Workers in a gig economy can enjoy a number of advantages, but there also are potential disadvantages. The Balance, Investopedia, ThoughtCo., and TimeCamp present some pros and cons. Pros: greater flexibility, more variety, increased independence, and better work-life balance. Cons: irregular income, complex taxes, no benefits, and fewer connections.
What Does the Gig Economy Offer Employers?
Businesses and individuals hiring workers also can gain advantages from the gig economy. The arrangement can provide employers with cost savings. For example, each contractor saves companies more than $800 a month compared with the salary and benefits for a traditional employee, according to a 2020 report from payroll company ADP.
What the gig economy offers to businesses can be positive in a number of other ways as well. Advantages include the following:
- Broad talent pool — With many gig opportunities available remotely, businesses hiring these workers often can select from people from all over the world.
- Less costly support — Because gig workers are responsible for their own benefits, such as health insurance and time off, companies can gain the productivity of additional workers without being responsible for these expenses.
- Fewer requirements — Since they aren’t full-time employees and often work off-site, gig workers typically don’t need the onboarding and office space that a traditional employee generally requires.
- Less risk — When businesses hire gig workers, the jobs often aren’t long-term engagements, making it less risky than hiring full-time employees.
Working in the Gig Economy
What is the gig economy workforce? Its workers act more as entrepreneurs than as traditional employees, independently promoting their services and seeking clients and work assignments. They often can set their own hours, depending on the role. Virtual assistants, who provide administrative help, might work during the business hours of their clients, for example, while food delivery drivers might choose to work only a few evenings a week.
What Is a Gig Economy Worker?
The gig economy includes freelancers and independent contractors, who work for themselves. Freelancers generally serve multiple clients simultaneously, while independent contractors may work with a single client on a long-term project.
Contingent workers are another part of the gig economy. These workers hold roles in companies that are similar to those of traditional employees — but, as with freelancers and independent contractors, the work is temporary and doesn’t offer employee benefits. Common examples of gig economy work include:
- Traditional freelance — Providing contracted services to businesses and individuals, including creative work like writing and photography
- Self-employment — Offering services that include skilled trade jobs, with workers that include electricians and plumbers
- Gig marketplace — Performing on-demand work as solicited through online services, with work ranging from property management to grocery shopping
- Other gig opportunities — Earning supplemental income through efforts often called “side hustles,” such as selling goods on eBay or Etsy
Industries That Rely on Gig Workers
Gig economy workers are what many industries rely on to assist their full-time staff or to provide all services their businesses require.
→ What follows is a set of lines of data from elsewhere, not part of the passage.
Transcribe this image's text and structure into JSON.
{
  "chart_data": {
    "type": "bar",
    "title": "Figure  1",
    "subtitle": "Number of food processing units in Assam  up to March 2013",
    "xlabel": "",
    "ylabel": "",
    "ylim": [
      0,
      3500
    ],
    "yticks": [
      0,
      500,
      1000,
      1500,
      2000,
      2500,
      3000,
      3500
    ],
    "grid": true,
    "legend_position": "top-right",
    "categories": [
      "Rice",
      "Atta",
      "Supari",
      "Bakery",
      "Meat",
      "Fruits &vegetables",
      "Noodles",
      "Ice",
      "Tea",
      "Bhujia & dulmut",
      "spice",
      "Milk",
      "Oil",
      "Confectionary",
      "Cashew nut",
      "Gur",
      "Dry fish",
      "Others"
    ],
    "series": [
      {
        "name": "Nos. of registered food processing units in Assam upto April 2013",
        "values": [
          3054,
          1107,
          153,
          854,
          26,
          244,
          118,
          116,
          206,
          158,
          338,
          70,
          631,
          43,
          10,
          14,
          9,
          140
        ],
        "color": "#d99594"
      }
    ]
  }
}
Following are gig economy workers’ roles by economic sector, as categorized by the World Economic Forum:
- Asset-sharing services — Renting one’s own property, like homes or cars, to other individuals
- Professional services — Completing projects such as coding or administrative work for individuals, businesses, and organizations
- Handmade goods, household, and miscellaneous services (HGHM) — Selling homemade crafts or offering on-demand household services, including craft sales and pet sitting
- Transportation-based services — Assisting individuals who need transport services, such as through ride-sharing or grocery delivery apps
Gig Economy Examples and Platforms
After learning what the gig economy is, those interested in pursuing this type of work should explore examples of jobs and how to get them. The many options for pursuing gig work are a testament to gig work’s growing popularity among workers and those who hire them. Following are some gig economy examples by type of job and gig economy platforms.
9 Gig Economy Job Examples
From data entry to delivery service, and from tutoring to tech support, many different types of jobs abound in the gig economy. Jobs available through gig work include:
Depending on the type of business these workers support, duties can include:
- Scheduling appointments
- Data entry
- Staffing an information desk
- Organizing files
Gig work opportunities include caring for other people, such as babysitting and elder care.
Workers such as graphic designers and writers fall into the category of creative services. Graphic designers use computer software to design items such as ads or logos, and writers can create content ranging from magazine articles to research reports.
Another type of gig work entails delivering food from restaurants or grocery and household items from stores. Among U.S. adults using apps to find gig work, 7% have made deliveries, and 4% have delivered food or other store-purchased items, according to the 2021 Pew Research report. Another 3% have delivered packages using their own vehicles.
Household Task Support
Six percent of Americans finding work through online apps have provided services such as performing household tasks or running errands, Pew reports. Work can include house cleaning, landscaping, and home maintenance and repair tasks.
People can earn money through short-term rentals of their possessions. Among the opportunities for this type of gig work are renting their homes, cars, or boats.
Five percent of American adults who have used apps to find gig work have provided ride-sharing services, Pew reports. These drivers typically use their own vehicles to transport people as requested.
Tutors work with students. They support the efforts of teachers by offering additional assistance in specific subject areas or in test preparation.
Web developers create and implement the code required for developing websites. Their work establishes the look and performance of a site.